Un team di ricercatori dell’Ingv (Istituto nazionale di geofisica e vulcanologia), del Cnr (Igag), delle Università di Roma Tre, Messina, e della Calabria (Cosenza), infatti, ha scoperto una mega frana nel Mar Ionio, al largo di Crotone. Gli autori della ricerca, dal titolo “Discovery of an active salt-detached mega landslide, Calabria, Ionian Sea, Italy”, che è stata annunciata recentemente sul sito del Cnr, sono Liliana Minelli, Claudio Faccenna, Anna Gervasi, Ignazio Guerra, Barbara Orecchio, Giulio Speranza e Andrea Billi. I risultati dello studio sono stati pubblicati sulla prestigiosa rivista internazionale Geophysical Research Letters: http://onlinelibrary.wiley.com/doi/10.1002/grl.50818/abstract.
Usando batimetrie, rilievi di terreno, sismica a riflessione, sondaggi profondi e dati Gps, i ricercatori hanno individuato un corpo franoso di dimensioni molto grandi che ha origine a terra nella penisola di Crotone-Capo Rizzuto e si estende verso mare, coinvolgendo una superficie di circa 1000 km quadrati. Il corpo franoso si muove molto lentamente verso sudest “galleggiando” su uno strato di poche centinaia di metri di rocce saline di età Messiniana. Tale strato salino giace ad una profondità di circa 1-2 km. La stazione Gps di Crotone ha fornito dati anomali rispetto ad altri dati provenienti dalle adiacenti stazioni Gps calabresi. Tali anomalie potrebbero essere legate alla presenza della megafrana nella zona di Crotone ed al suo attuale e lento movimento verso mare. Ulteriori studi sono necessari per comprendere meglio la dinamica di tale frana e la sua velocità complessiva.
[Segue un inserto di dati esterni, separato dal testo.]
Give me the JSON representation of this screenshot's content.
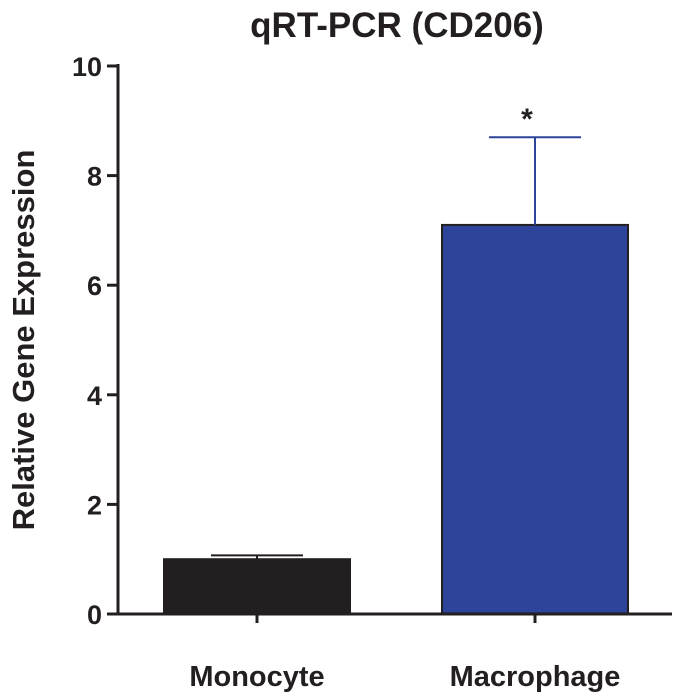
{
  "chart_data": {
    "type": "bar",
    "title": "qRT-PCR (CD206)",
    "xlabel": "",
    "ylabel": "Relative Gene Expression",
    "categories": [
      "Monocyte",
      "Macrophage"
    ],
    "values": [
      1.0,
      7.1
    ],
    "error": [
      0.07,
      1.6
    ],
    "ylim": [
      0,
      10
    ],
    "yticks": [
      0,
      2,
      4,
      6,
      8,
      10
    ],
    "bar_colors": [
      "#231f20",
      "#2e439a"
    ],
    "annotations": [
      {
        "category": "Macrophage",
        "text": "*"
      }
    ],
    "grid": false,
    "legend": "none"
  }
}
Andrea Billi, ricercatore del Dipartimento Scienze della Terra, Università Sapienza, in un’intervista al Quotidiano della Calabria ha sottolineato come “si tratta di una ricerca che si basa su alcuni rilievi effettuati e dati acquisiti negli ultimi 5 anni, che noi abbiamo esaminato e studiato per dar vita alla pubblicazione. Tra i dati utilizzati, molti dei quali già pubblici, ci sono anche quelli che le società che effettuano estrazioni minerarie sono obbligate a fornire al Ministero“. Per il ricercatore, l’enorme movimento franoso ha origine diverse migliaia di anni fa e sui possibili effetti del territorio sottolinea che “si tratta di movimenti verso il mare pari a pochi millimetri all’anno. Anche in questo caso ci vorrebbero rilevazioni più approfondite per studiarne i possibili effetti. Uno degli aspetti da monitorare, per esempio, è quello di eventuali lesioni ad edifici“.